The Dutchmen, coming off last Saturday’s lackluster effort against Colgate, outshot the Warriors 30-23. Union had plenty of excellent scoring chances, especially in the final seconds of OT. But Warriors goalie Matt Kelly stopped a Josh Coyle right-wing drive and followed that up by stopping Olivier Bouchard on the rebound.
“I thought we weren’t able to put them away,” Leaman said. “I thought their goaltender made some great saves. We didn’t bear down on our chances. We had a lot of chances in the first, second and third periods, and we didn’t bear down and bury them.”
Bouchard snapped a scoreless tie with a power-play goal early in the second period. His initial shot from the right circle was blocked by Warrior defenseman Greg Poupard. But the puck came right back to Bouchard, who fired it over Kelly’s glove. It ended a six-game goal-scoring drought for Bouchard, who had scored six goals in a four-game stretch prior to that.
“I don’t really think about that,” Bouchard said. “If it goes in, it goes in.”
Wayne State got that goal back just over four minutes later on a nice individual effort by Jon Grabarek. He shook off the checking of two Union players behind the Dutchmen net, skated out from the left side and backhanded the puck over goalie Kris Mayotte’s glove.

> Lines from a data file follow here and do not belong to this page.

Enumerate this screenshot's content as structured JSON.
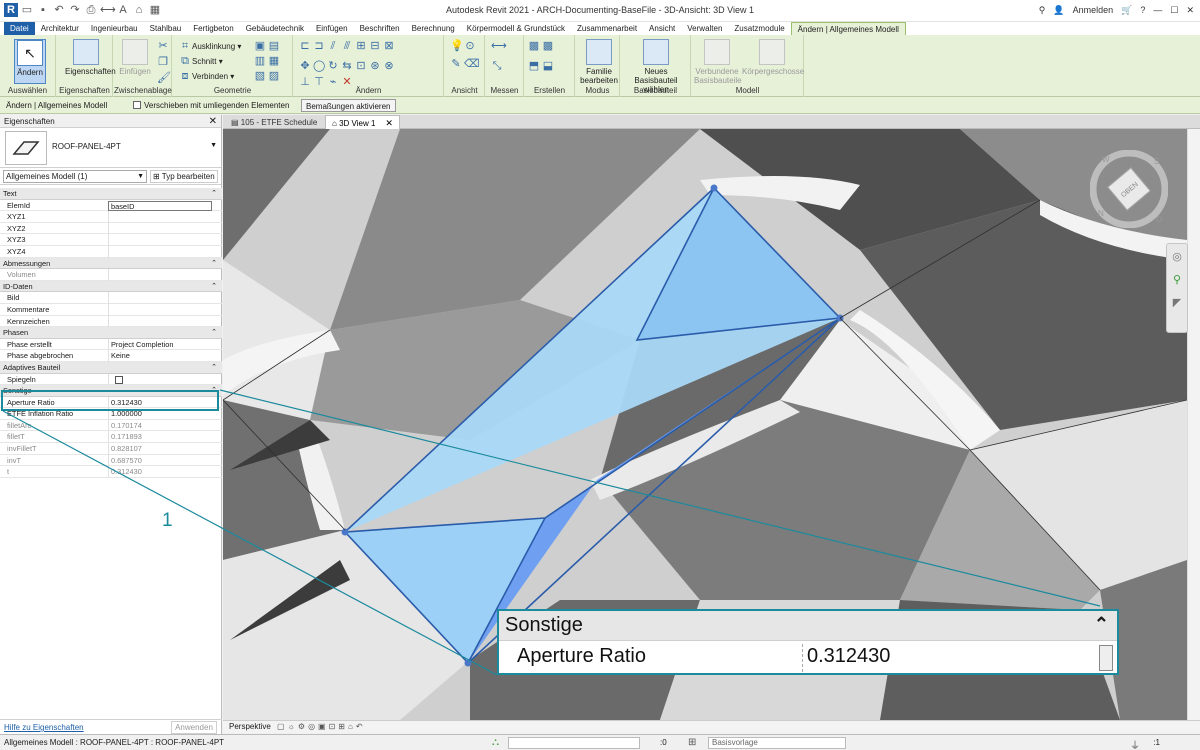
{
  "app": {
    "title": "Autodesk Revit 2021 - ARCH-Documenting-BaseFile - 3D-Ansicht: 3D View 1",
    "user_label": "Anmelden"
  },
  "ribbon": {
    "tabs": [
      "Datei",
      "Architektur",
      "Ingenieurbau",
      "Stahlbau",
      "Fertigbeton",
      "Gebäudetechnik",
      "Einfügen",
      "Beschriften",
      "Berechnung",
      "Körpermodell & Grundstück",
      "Zusammenarbeit",
      "Ansicht",
      "Verwalten",
      "Zusatzmodule",
      "Ändern | Allgemeines Modell"
    ],
    "active_tab": "Ändern | Allgemeines Modell",
    "panels": {
      "auswaehlen": "Auswählen",
      "eigenschaften": "Eigenschaften",
      "zwischenablage": "Zwischenablage",
      "geometrie": "Geometrie",
      "aendern": "Ändern",
      "ansicht": "Ansicht",
      "messen": "Messen",
      "erstellen": "Erstellen",
      "modus": "Modus",
      "basisbauteil": "Basisbauteil",
      "modell": "Modell"
    },
    "buttons": {
      "aendern": "Ändern",
      "eigenschaften": "Eigenschaften",
      "einfuegen": "Einfügen",
      "ausklinkung": "Ausklinkung",
      "schnitt": "Schnitt",
      "verbinden": "Verbinden",
      "familie_bearbeiten_1": "Familie",
      "familie_bearbeiten_2": "bearbeiten",
      "neues_basisbauteil_1": "Neues Basisbauteil",
      "neues_basisbauteil_2": "wählen",
      "verbundene_1": "Verbundene",
      "verbundene_2": "Basisbauteile",
      "koerpergeschosse": "Körpergeschosse"
    }
  },
  "optionbar": {
    "context": "Ändern | Allgemeines Modell",
    "checkbox": "Verschieben mit umliegenden Elementen",
    "button": "Bemaßungen aktivieren"
  },
  "properties": {
    "title": "Eigenschaften",
    "type_name": "ROOF-PANEL-4PT",
    "filter": "Allgemeines Modell (1)",
    "edit_type": "Typ bearbeiten",
    "help": "Hilfe zu Eigenschaften",
    "apply": "Anwenden",
    "rows": [
      {
        "cat": "Text"
      },
      {
        "k": "ElemId",
        "v": "baseID",
        "input": true
      },
      {
        "k": "XYZ1",
        "v": ""
      },
      {
        "k": "XYZ2",
        "v": ""
      },
      {
        "k": "XYZ3",
        "v": ""
      },
      {
        "k": "XYZ4",
        "v": ""
      },
      {
        "cat": "Abmessungen"
      },
      {
        "k": "Volumen",
        "v": "",
        "grey": true
      },
      {
        "cat": "ID-Daten"
      },
      {
        "k": "Bild",
        "v": ""
      },
      {
        "k": "Kommentare",
        "v": ""
      },
      {
        "k": "Kennzeichen",
        "v": ""
      },
      {
        "cat": "Phasen"
      },
      {
        "k": "Phase erstellt",
        "v": "Project Completion"
      },
      {
        "k": "Phase abgebrochen",
        "v": "Keine"
      },
      {
        "cat": "Adaptives Bauteil"
      },
      {
        "k": "Spiegeln",
        "v": "",
        "checkbox": true
      },
      {
        "cat": "Sonstige"
      },
      {
        "k": "Aperture Ratio",
        "v": "0.312430"
      },
      {
        "k": "ETFE Inflation Ratio",
        "v": "1.000000"
      },
      {
        "k": "filletArc",
        "v": "0.170174",
        "grey": true
      },
      {
        "k": "filletT",
        "v": "0.171893",
        "grey": true
      },
      {
        "k": "invFilletT",
        "v": "0.828107",
        "grey": true
      },
      {
        "k": "invT",
        "v": "0.687570",
        "grey": true
      },
      {
        "k": "t",
        "v": "0.312430",
        "grey": true
      }
    ]
  },
  "view_tabs": [
    {
      "label": "105 - ETFE Schedule",
      "active": false
    },
    {
      "label": "3D View 1",
      "active": true
    }
  ],
  "viewbar": {
    "label": "Perspektive"
  },
  "callout": {
    "number": "1",
    "category": "Sonstige",
    "key": "Aperture Ratio",
    "value": "0.312430"
  },
  "navwheel": {
    "label": "OBEN",
    "compass": [
      "S",
      "O",
      "N",
      "W"
    ]
  },
  "statusbar": {
    "selection": "Allgemeines Modell : ROOF-PANEL-4PT : ROOF-PANEL-4PT",
    "count": ":0",
    "model": "Basisvorlage",
    "filter_count": ":1"
  },
  "colors": {
    "accent": "#1b8a9d",
    "ribbon": "#e7f1d8",
    "selection_fill": "#9fd0f5",
    "file_tab": "#1e5fa8"
  }
}
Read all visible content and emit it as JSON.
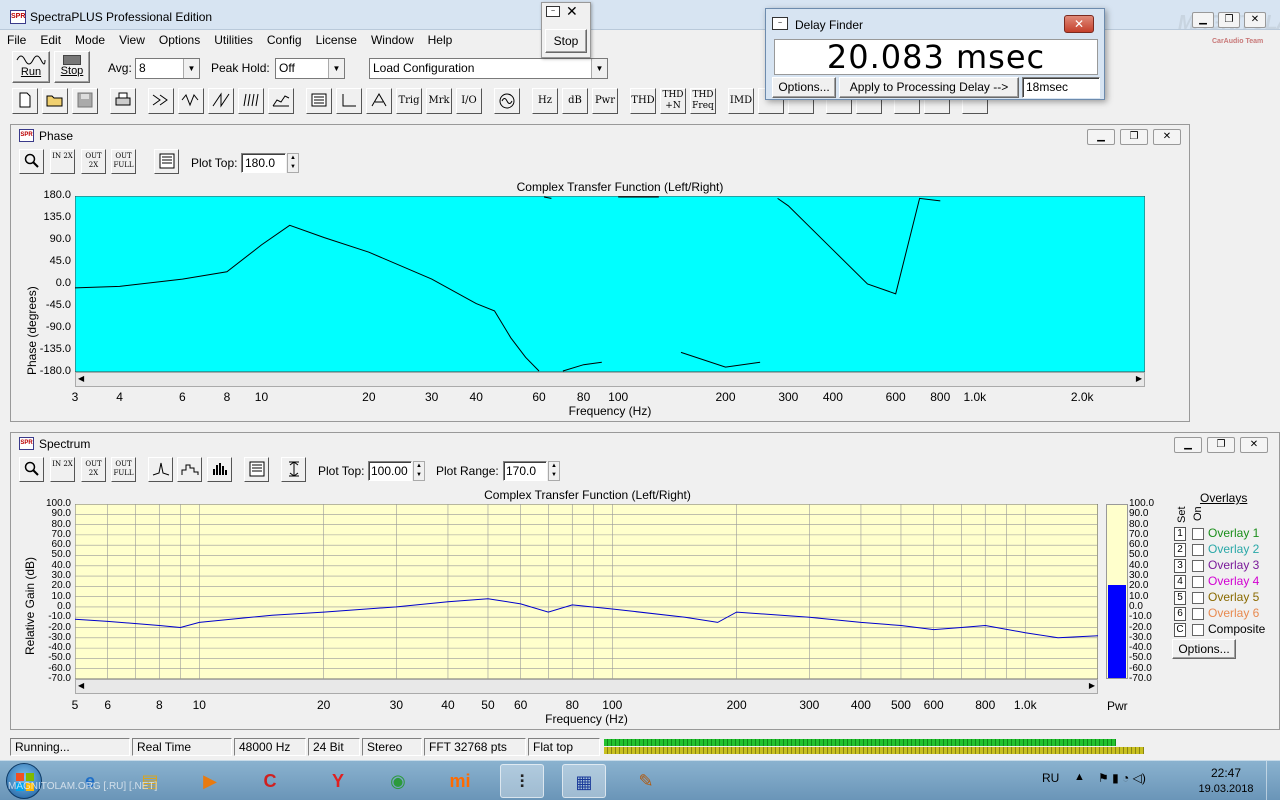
{
  "app": {
    "title": "SpectraPLUS Professional Edition",
    "icon_text": "SPR"
  },
  "menu": [
    "File",
    "Edit",
    "Mode",
    "View",
    "Options",
    "Utilities",
    "Config",
    "License",
    "Window",
    "Help"
  ],
  "toolbar": {
    "run_label": "Run",
    "stop_label": "Stop",
    "avg_label": "Avg:",
    "avg_value": "8",
    "peak_hold_label": "Peak Hold:",
    "peak_hold_value": "Off",
    "load_config": "Load Configuration",
    "text_buttons": [
      "Trig",
      "Mrk",
      "I/O",
      "Hz",
      "dB",
      "Pwr",
      "THD",
      "THD +N",
      "THD Freq",
      "IMD"
    ]
  },
  "stop_popup": {
    "stop_label": "Stop"
  },
  "delay_finder": {
    "title": "Delay Finder",
    "value": "20.083 msec",
    "options_label": "Options...",
    "apply_label": "Apply to Processing Delay -->",
    "delay_field": "18msec"
  },
  "watermark": {
    "main": "MAGNITOLA",
    "sub": "CarAudio Team"
  },
  "phase": {
    "title": "Phase",
    "plot_top_label": "Plot Top:",
    "plot_top_value": "180.0",
    "zoom_labels": [
      "IN 2X",
      "OUT 2X",
      "OUT FULL"
    ],
    "chart_title": "Complex Transfer Function (Left/Right)",
    "ylabel": "Phase (degrees)",
    "xlabel": "Frequency (Hz)",
    "yticks": [
      "180.0",
      "135.0",
      "90.0",
      "45.0",
      "0.0",
      "-45.0",
      "-90.0",
      "-135.0",
      "-180.0"
    ],
    "xticks": [
      "3",
      "4",
      "6",
      "8",
      "10",
      "20",
      "30",
      "40",
      "60",
      "80",
      "100",
      "200",
      "300",
      "400",
      "600",
      "800",
      "1.0k",
      "2.0k"
    ]
  },
  "spectrum": {
    "title": "Spectrum",
    "plot_top_label": "Plot Top:",
    "plot_top_value": "100.00",
    "plot_range_label": "Plot Range:",
    "plot_range_value": "170.0",
    "zoom_labels": [
      "IN 2X",
      "OUT 2X",
      "OUT FULL"
    ],
    "chart_title": "Complex Transfer Function (Left/Right)",
    "ylabel": "Relative Gain (dB)",
    "xlabel": "Frequency (Hz)",
    "yticks": [
      "100.0",
      "90.0",
      "80.0",
      "70.0",
      "60.0",
      "50.0",
      "40.0",
      "30.0",
      "20.0",
      "10.0",
      "0.0",
      "-10.0",
      "-20.0",
      "-30.0",
      "-40.0",
      "-50.0",
      "-60.0",
      "-70.0"
    ],
    "xticks": [
      "5",
      "6",
      "8",
      "10",
      "20",
      "30",
      "40",
      "50",
      "60",
      "80",
      "100",
      "200",
      "300",
      "400",
      "500",
      "600",
      "800",
      "1.0k"
    ],
    "pwr_label": "Pwr",
    "pwr_ticks": [
      "100.0",
      "90.0",
      "80.0",
      "70.0",
      "60.0",
      "50.0",
      "40.0",
      "30.0",
      "20.0",
      "10.0",
      "0.0",
      "-10.0",
      "-20.0",
      "-30.0",
      "-40.0",
      "-50.0",
      "-60.0",
      "-70.0"
    ],
    "pwr_level_db": 20,
    "overlays_title": "Overlays",
    "set_label": "Set",
    "on_label": "On",
    "overlays": [
      {
        "num": "1",
        "label": "Overlay 1",
        "color": "#1b8f1b"
      },
      {
        "num": "2",
        "label": "Overlay 2",
        "color": "#2aa8a8"
      },
      {
        "num": "3",
        "label": "Overlay 3",
        "color": "#7a1a9a"
      },
      {
        "num": "4",
        "label": "Overlay 4",
        "color": "#d200d2"
      },
      {
        "num": "5",
        "label": "Overlay 5",
        "color": "#8a6a00"
      },
      {
        "num": "6",
        "label": "Overlay 6",
        "color": "#e88a50"
      },
      {
        "num": "C",
        "label": "Composite",
        "color": "#000000"
      }
    ],
    "options_label": "Options..."
  },
  "status": {
    "cells": [
      "Running...",
      "Real Time",
      "48000 Hz",
      "24 Bit",
      "Stereo",
      "FFT 32768 pts",
      "Flat top"
    ]
  },
  "taskbar": {
    "watermark": "MAGNITOLAM.ORG [.RU] [.NET]",
    "lang": "RU",
    "time": "22:47",
    "date": "19.03.2018"
  },
  "colors": {
    "phase_bg": "#00ffff",
    "spectrum_bg": "#ffffcc",
    "trace": "#000000",
    "spectrum_trace": "#0000cc",
    "pwr_bar": "#0000ff",
    "level_green": "#22c22e"
  },
  "chart_data": [
    {
      "type": "line",
      "title": "Complex Transfer Function (Left/Right)",
      "xlabel": "Frequency (Hz)",
      "ylabel": "Phase (degrees)",
      "xscale": "log",
      "xlim": [
        3,
        3000
      ],
      "ylim": [
        -180,
        180
      ],
      "grid": false,
      "x": [
        3,
        4,
        6,
        8,
        10,
        12,
        15,
        20,
        30,
        40,
        45,
        50,
        55,
        60,
        62,
        65,
        70,
        80,
        90,
        100,
        130,
        150,
        200,
        250,
        280,
        300,
        400,
        500,
        600,
        700,
        800,
        1000
      ],
      "y": [
        -8,
        -5,
        10,
        25,
        80,
        120,
        95,
        65,
        10,
        -40,
        -55,
        -110,
        -150,
        -178,
        178,
        175,
        -178,
        -165,
        -160,
        178,
        178,
        -140,
        -170,
        -160,
        175,
        160,
        70,
        0,
        -20,
        175,
        170,
        -170
      ]
    },
    {
      "type": "line",
      "title": "Complex Transfer Function (Left/Right)",
      "xlabel": "Frequency (Hz)",
      "ylabel": "Relative Gain (dB)",
      "xscale": "log",
      "xlim": [
        5,
        1500
      ],
      "ylim": [
        -70,
        100
      ],
      "grid": true,
      "x": [
        5,
        6,
        8,
        9,
        10,
        15,
        20,
        30,
        40,
        50,
        60,
        70,
        80,
        100,
        150,
        180,
        200,
        300,
        400,
        500,
        600,
        700,
        800,
        1000,
        1200,
        1500
      ],
      "y": [
        -12,
        -14,
        -18,
        -20,
        -15,
        -8,
        -5,
        0,
        5,
        8,
        3,
        -5,
        2,
        -2,
        -10,
        -15,
        -5,
        -10,
        -15,
        -18,
        -22,
        -20,
        -18,
        -25,
        -30,
        -28
      ]
    }
  ]
}
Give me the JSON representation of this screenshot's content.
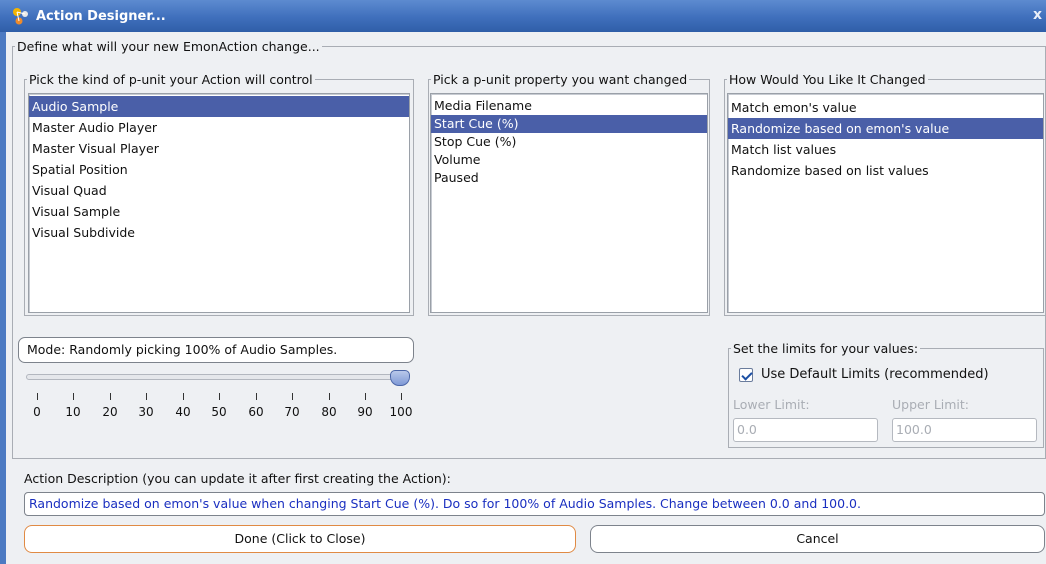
{
  "window": {
    "title": "Action Designer...",
    "close_label": "x"
  },
  "main_group": {
    "legend": "Define what will your new EmonAction change..."
  },
  "punit_kind": {
    "legend": "Pick the kind of p-unit your Action will control",
    "items": [
      "Audio Sample",
      "Master Audio Player",
      "Master Visual Player",
      "Spatial Position",
      "Visual Quad",
      "Visual Sample",
      "Visual Subdivide"
    ],
    "selected": "Audio Sample"
  },
  "punit_property": {
    "legend": "Pick a p-unit property you want changed",
    "items": [
      "Media Filename",
      "Start Cue (%)",
      "Stop Cue (%)",
      "Volume",
      "Paused"
    ],
    "selected": "Start Cue (%)"
  },
  "change_method": {
    "legend": "How Would You Like It Changed",
    "items": [
      "Match emon's value",
      "Randomize based on emon's value",
      "Match list values",
      "Randomize based on list values"
    ],
    "selected": "Randomize based on emon's value"
  },
  "mode": {
    "text": "Mode: Randomly picking 100% of Audio Samples.",
    "slider_value": 100,
    "slider_ticks": [
      "0",
      "10",
      "20",
      "30",
      "40",
      "50",
      "60",
      "70",
      "80",
      "90",
      "100"
    ]
  },
  "limits": {
    "legend": "Set the limits for your values:",
    "use_default_label": "Use Default Limits (recommended)",
    "use_default_checked": true,
    "lower_label": "Lower Limit:",
    "upper_label": "Upper Limit:",
    "lower_value": "0.0",
    "upper_value": "100.0"
  },
  "description": {
    "label": "Action Description (you can update it after first creating the Action):",
    "value": "Randomize based on emon's value when changing Start Cue (%). Do so for 100% of Audio Samples. Change between 0.0 and 100.0."
  },
  "buttons": {
    "done": "Done (Click to Close)",
    "cancel": "Cancel"
  },
  "colors": {
    "titlebar": "#3f6fbc",
    "selection": "#4a5fa8",
    "description_text": "#1a2fc0",
    "done_border": "#e08a44"
  }
}
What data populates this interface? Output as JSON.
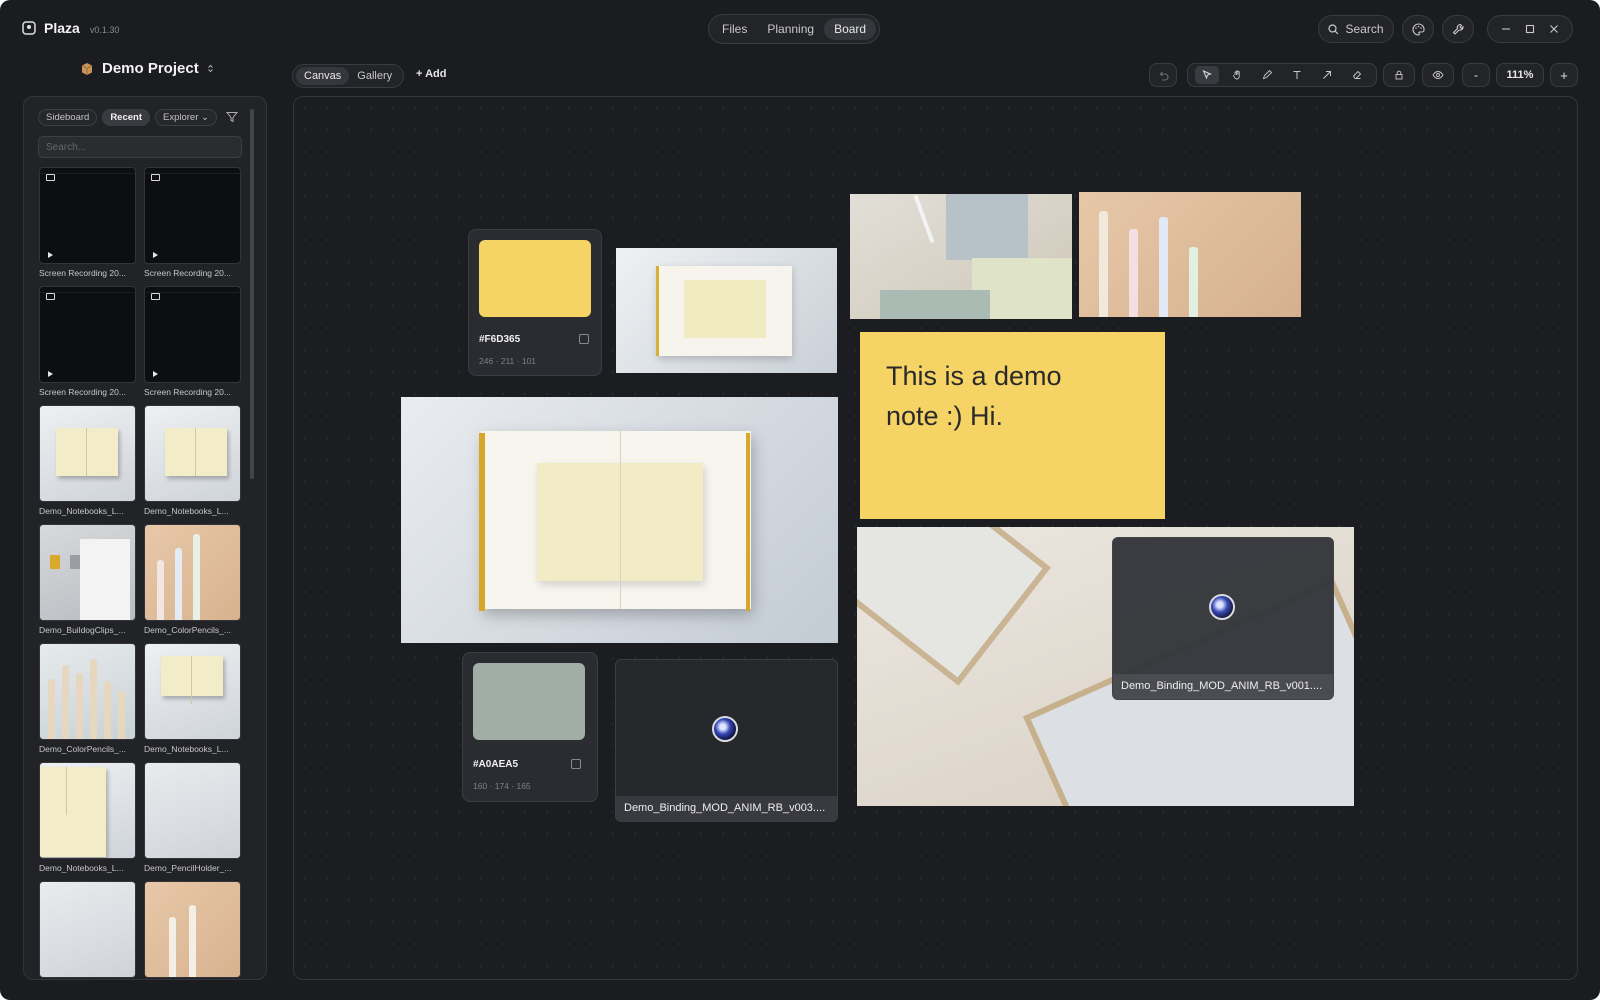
{
  "app": {
    "name": "Plaza",
    "version": "v0.1.30"
  },
  "topnav": {
    "tabs": [
      {
        "label": "Files"
      },
      {
        "label": "Planning"
      },
      {
        "label": "Board"
      }
    ],
    "active": "Board"
  },
  "header": {
    "search_label": "Search"
  },
  "project": {
    "name": "Demo Project"
  },
  "view": {
    "tabs": [
      {
        "label": "Canvas"
      },
      {
        "label": "Gallery"
      }
    ],
    "active": "Canvas",
    "add_label": "+ Add"
  },
  "toolbar": {
    "zoom": "111%",
    "minus": "-",
    "plus": "+"
  },
  "sidebar": {
    "tabs": [
      {
        "label": "Sideboard"
      },
      {
        "label": "Recent"
      },
      {
        "label": "Explorer"
      }
    ],
    "active": "Recent",
    "search_placeholder": "Search...",
    "items": [
      {
        "label": "Screen Recording 20...",
        "kind": "recording"
      },
      {
        "label": "Screen Recording 20...",
        "kind": "recording"
      },
      {
        "label": "Screen Recording 20...",
        "kind": "recording"
      },
      {
        "label": "Screen Recording 20...",
        "kind": "recording"
      },
      {
        "label": "Demo_Notebooks_L...",
        "kind": "notebook"
      },
      {
        "label": "Demo_Notebooks_L...",
        "kind": "notebook"
      },
      {
        "label": "Demo_BuildogClips_...",
        "kind": "clips"
      },
      {
        "label": "Demo_ColorPencils_...",
        "kind": "pencils"
      },
      {
        "label": "Demo_ColorPencils_...",
        "kind": "pencils"
      },
      {
        "label": "Demo_Notebooks_L...",
        "kind": "notebook"
      },
      {
        "label": "Demo_Notebooks_L...",
        "kind": "notebook"
      },
      {
        "label": "Demo_PencilHolder_...",
        "kind": "holder"
      },
      {
        "label": "",
        "kind": "holder"
      },
      {
        "label": "",
        "kind": "pencils"
      }
    ]
  },
  "board": {
    "swatch1": {
      "hex": "#F6D365",
      "rgb": "246 · 211 · 101",
      "color": "#F6D365"
    },
    "swatch2": {
      "hex": "#A0AEA5",
      "rgb": "160 · 174 · 165",
      "color": "#A0AEA5"
    },
    "note": {
      "line1": "This is a demo",
      "line2": "note :) Hi."
    },
    "video1": {
      "label": "Demo_Binding_MOD_ANIM_RB_v003...."
    },
    "video2": {
      "label": "Demo_Binding_MOD_ANIM_RB_v001...."
    }
  }
}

Visser broke the tie with 46.8 seconds left in the second when he batted in a bouncing puck past Kelly on the power play.
“Everyone came crashing in,” Visser said. “The puck happened to squeak loose to the side of the net where I was planted. I was kind of lucky.”
Forgie redirected a Stavros Paskaris pass from the left-wing corner past Mayotte to tie the score.
“A tie is better than a loss,” Wayne State coach Bill Wilkinson said. “But we’re certainly trying to win one down the line.”